Chapter 13 #3
We work like this for twenty minutes, side by side, our elbows close.
Then she shifts, rolls her neck, and winces at the tightness.
Before I realize it, my hand finds the back of her neck, my thumb pressing into the knot at the base of her skull.
She exhales through her teeth, her body relaxing, and the sound she makes is quiet enough to miss if you’re not paying attention.
But I am paying attention.
“Come here.” My voice is low.
She glances at me, one eyebrow raised in that “we’re working” way, but her mouth betrays her, fighting a smile it can’t hold back.
I pull her chair closer. She resists for about three seconds before settling onto my lap, facing the screen, her back against my chest, my chin resting on her shoulder.
My arms wrap around her to reach my keyboard, and she adjusts the monitor without a word, as if this is simply logistics, optimizing our workspace, which happens to be my body.
Pixel relocates from the desk to Jenna’s ankle. Crowley opens his one good eye and gives us a look as if to say not again, then goes back to sleep.
My wife in my lap, our cats arranged around us, her fingers flying across the keyboard while mine work the recovery drive behind her.
I can feel her heartbeat through her back.
The constant low hum of desire underlies everything now—the evidence, the threat, the family meeting, and the fear.
We got married yesterday. The world is pressing in, and she’s building a federal case against my chest, yet I can’t help but notice how her weight settles into my hips.

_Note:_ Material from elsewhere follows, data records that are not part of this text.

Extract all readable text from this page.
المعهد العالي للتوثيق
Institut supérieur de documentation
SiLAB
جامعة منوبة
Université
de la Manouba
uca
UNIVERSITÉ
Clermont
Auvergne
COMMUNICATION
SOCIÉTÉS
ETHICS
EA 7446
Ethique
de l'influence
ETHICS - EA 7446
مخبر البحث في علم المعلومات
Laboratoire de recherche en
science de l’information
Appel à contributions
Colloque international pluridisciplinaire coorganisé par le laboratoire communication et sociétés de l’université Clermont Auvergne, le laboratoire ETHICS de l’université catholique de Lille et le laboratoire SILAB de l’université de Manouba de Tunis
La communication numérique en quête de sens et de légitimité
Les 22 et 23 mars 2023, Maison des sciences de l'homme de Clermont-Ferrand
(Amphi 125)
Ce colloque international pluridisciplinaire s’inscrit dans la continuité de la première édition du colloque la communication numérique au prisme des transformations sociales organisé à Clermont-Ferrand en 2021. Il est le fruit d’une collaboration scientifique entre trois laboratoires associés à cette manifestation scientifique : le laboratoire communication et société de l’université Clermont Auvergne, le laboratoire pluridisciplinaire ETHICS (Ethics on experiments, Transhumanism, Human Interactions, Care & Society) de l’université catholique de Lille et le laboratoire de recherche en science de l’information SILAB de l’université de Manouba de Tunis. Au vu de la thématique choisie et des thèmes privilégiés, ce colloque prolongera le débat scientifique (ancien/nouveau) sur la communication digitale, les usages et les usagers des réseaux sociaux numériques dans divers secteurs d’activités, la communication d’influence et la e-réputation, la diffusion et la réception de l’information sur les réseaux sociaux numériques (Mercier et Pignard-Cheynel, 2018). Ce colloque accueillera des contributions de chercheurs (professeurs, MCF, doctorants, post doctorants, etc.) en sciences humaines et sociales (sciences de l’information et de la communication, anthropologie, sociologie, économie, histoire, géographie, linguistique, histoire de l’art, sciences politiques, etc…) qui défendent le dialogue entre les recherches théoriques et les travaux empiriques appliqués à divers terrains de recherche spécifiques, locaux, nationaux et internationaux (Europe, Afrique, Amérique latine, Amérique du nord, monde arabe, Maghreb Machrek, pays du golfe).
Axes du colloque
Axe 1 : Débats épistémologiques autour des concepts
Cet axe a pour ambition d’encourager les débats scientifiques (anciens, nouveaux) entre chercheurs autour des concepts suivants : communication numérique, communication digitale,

“Calibri 10.5,” I murmur into her hair. “That’s the sexiest thing anyone has ever said in this room.”
“You need higher standards.” Her voice has dropped half a register, and her typing slows.
I press a brief kiss behind her ear—a promise for later—and we continue working.
An hour later, she adjusts her glasses and presses her fingers to the bridge of her nose, a familiar processing gesture.
“The family meeting. I should present the evidence and walk them through the structure.”
My chest tightens. She’s right. She knows LandCorp’s operations from the inside and can answer the questions Daniel will ask, as well as the ones Ben will be pondering.
But putting her in a room full of Suttons, both branches, the feud still raw, and Gabriel’s name on a document means the woman who’s hidden in corners for years will be on full display.
“Are you sure?”
She gives me that look, the one that says I’ve already expressed my desire to burn it down. Keep up.
I almost laugh. “Okay. You handle the presentation. I’ll take care of the tech.”
The corner of her mouth tugs into an almost smile. She turns back to the screen. Her hand drops to my knee, and I cover it with mine. Her fingers curl into my palm and grip tightly.
We work through the afternoon in the comfortable silence of two people who no longer need words to communicate.
I refill her coffee twice more. Each time, I set the mug beside her keyboard, and her hand finds it without looking, squeezing mine in acknowledgment. A language we created without effort.
By late afternoon, the case architecture is complete, clean, and devastating. Water rights, mineral surveys, environmental sabotage, corporate shell structures, and Gabriel’s planted document are all organized for a federal prosecutor’s desk.
Jenna saves the final file and leans back. Pixel is now asleep on her lap. My hand rests on the back of her chair, my thumb gently rubbing her shoulder.
I lean in and press my mouth to her temple, holding it there, not with heat or hunger, but with gratitude for saving a family she’s known for days because that’s what partners do.
I make the calls while standing by the kitchen window. Late afternoon light streams across the south pasture. In the distance, I spot the fence line where I found her. The place where I first saw the woman I knew I was going to marry.
I call Daniel first. “Family meeting. Tomorrow. Havenridge. Everyone.”
“Ben and Jacob?”
“Everyone.”
Next is Henry, his tone low and unhurried. “I’ll tell Ben. He’ll be there.” He doesn’t ask any questions because Henry understands everything he needs to know from the word “everyone.”
Dad is last. He picks up on the fourth ring. I hear something mechanical in the background. He’s in the hangar, tinkering with his helicopter again.
“Family meeting. Tomorrow morning. Havenridge. Both ranches.”
Silence hangs in the air, heavy with a decade-long feud and the pride of a man being asked to step onto his brother’s land.
“Havenridge,” he repeats.
“Henry’s hosting.”
More silence. “I’ll be there.”
He hangs up first. That’s Dad for you. He gives an answer, takes his exit, and processes alone. I inherited my silence from him. Daniel got the authority. Gabriel got the storm. And all three of us share Mom’s stubbornness, which means tomorrow will be interesting.
Four calls. Four minutes to set in motion the first time every Sutton will be in one room since the feud between Dad and Ben changed everything.
Jenna stands in the doorway with Pixel perched on her shoulder and a clean flash drive in her hand. This one isn’t the yellow-and-black drive that survived a goat; it’s a new one filled with the work we accomplished today.
I take her in. My wife. The woman who has finally stopped running.
“Ready?” I ask.
She nods, a single, confident motion.
The storm has arrived, but this time, we’re ready for it.